I’ve heard many stories from other transfer students who felt alone once they got into other universities. Hearing those stories gave me anxiety of having a terrible transition my first semester. However, that was not the case once I finally got to USC. The USC Welcome Week workshops designed for transfer students such as “Transfer Student Lunch” and “Academic Success Strategies for Transfer Students,” which provided information that helped ease the transition as well as a space to meet other transfer students and make friends. USC really does care about its transfer students and it shows.
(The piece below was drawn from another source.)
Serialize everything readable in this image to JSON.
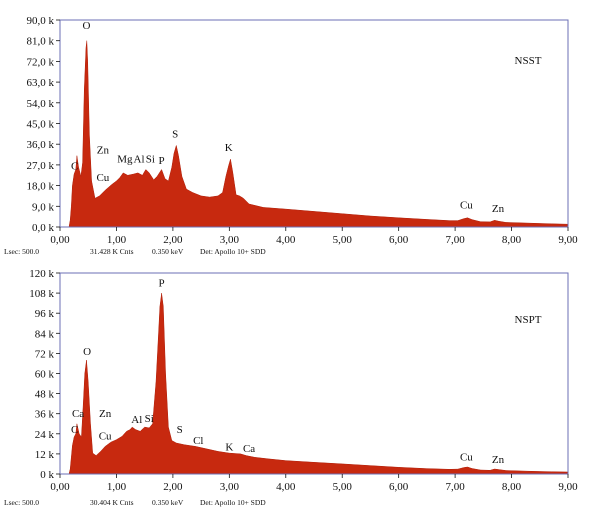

What I found surprising during my first semester at USC was how much the professors care and want you to succeed. I had professors constantly check in with me to make sure my transition to USC was going well, my grades were okay, and that I was enjoying myself while at USC. I shared with one particular professor, Dr. Dennis Green, how I wanted to improve my writing. Although he was a health and sciences professor, he still offered to help me improve my writing skills. Overall, my experiences with professors have been amazing and I am continuously becoming a better student than I was before entering USC.
Completing my first semester at USC has been interesting but rewarding. There were many obstacles I had to overcome. Coming in as a junior, I was taking upper division courses while trying to explore the social life of USC. There were moments where I got sidetracked due to all the different extracurricular activities available on campus. A friend I met at USC who was a senior taught me that the key to doing well academically is to find a healthy balance of social and academic life to maintain positive mental health. Considering his advice, I would make time to walk through Exposition Park near USC or walk through campus admiring the campus, still in awe that I am a student here. With that being said, I am a student at the University of Southern California, a school that takes pride in their network and in each other. Despite being a transfer student, I have never felt anything less than a Trojan and a part of the Trojan Family.